Reader Comments

Post a new comment on this article

One 'killer' app is already here.

Posted by scekker on 07 Apr 2008 at 16:46 GMT

Dear Dr. Bourne,

I could not be in better agreement with you on the long-term potential of open access - that is, the ability to connect to the entire content of an article.

I want to mention that there IS a fantastic and 'killer' app already commercially available that, at least locally, can mine this data - and readily works with pdf documents. It's called 'spotlight', and comes as a part of the mac OS X operating system.

If you have not used it, I recommend you borrow a mac, load up 100 of your favorite articles as pdf reprints, and then start to mine that database using spotlight. It's amazing. Gone are the days where I had to keep my pdf documents religiously named as author/date. Instead, I can search all articles that have specific scientific content. It works well with gene names as queries, because 'pax-2' does not tend to be found in other content on my computers besides grants and emails.

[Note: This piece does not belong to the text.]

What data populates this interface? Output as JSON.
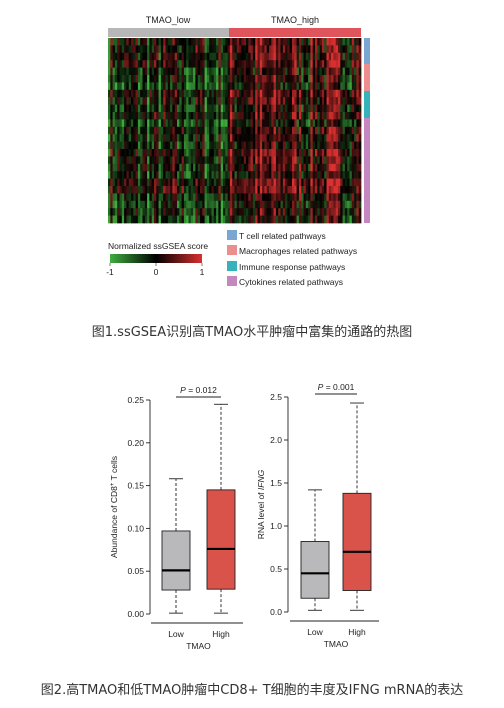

If 'all' we had was spotlight for PubMed Central, a lot of your dream would become a reality. In some ways, having spotlight on my Mac is really window shopping as it only taps into my local database - who knows when this technology will be deployed across an archive of all our research articles.

But I look forward to that day.

RE: One 'killer' app is already here.

philip_bourne replied to scekker on 13 Apr 2008 at 17:58 GMT

Hi:

In Windows XP you can do the same thing. The difference, as I understand it, is that Spotlight indexes things in advance so it is faster and prettier to use but all it does is a full text search.

If the dream is to have fast full text searching over PDFs and things, the task is very simple. Buy a Google Search Appliance (http://www.google.com/ent...) and have it index PMC or whatever else desired. And you have your super-fast full-text searching over PDFs, Word docs, etc...

But the moment you want something more advanced than "find me things that contain the string 'pax-2'", such as "find me things that talk about the PDB id 1q11 and not things talking about the 1q11 chromosomal region" or "find me papers by authors that site the Wiggle paper talking about X" you will need something more advanced. Perhaps I am missing something here?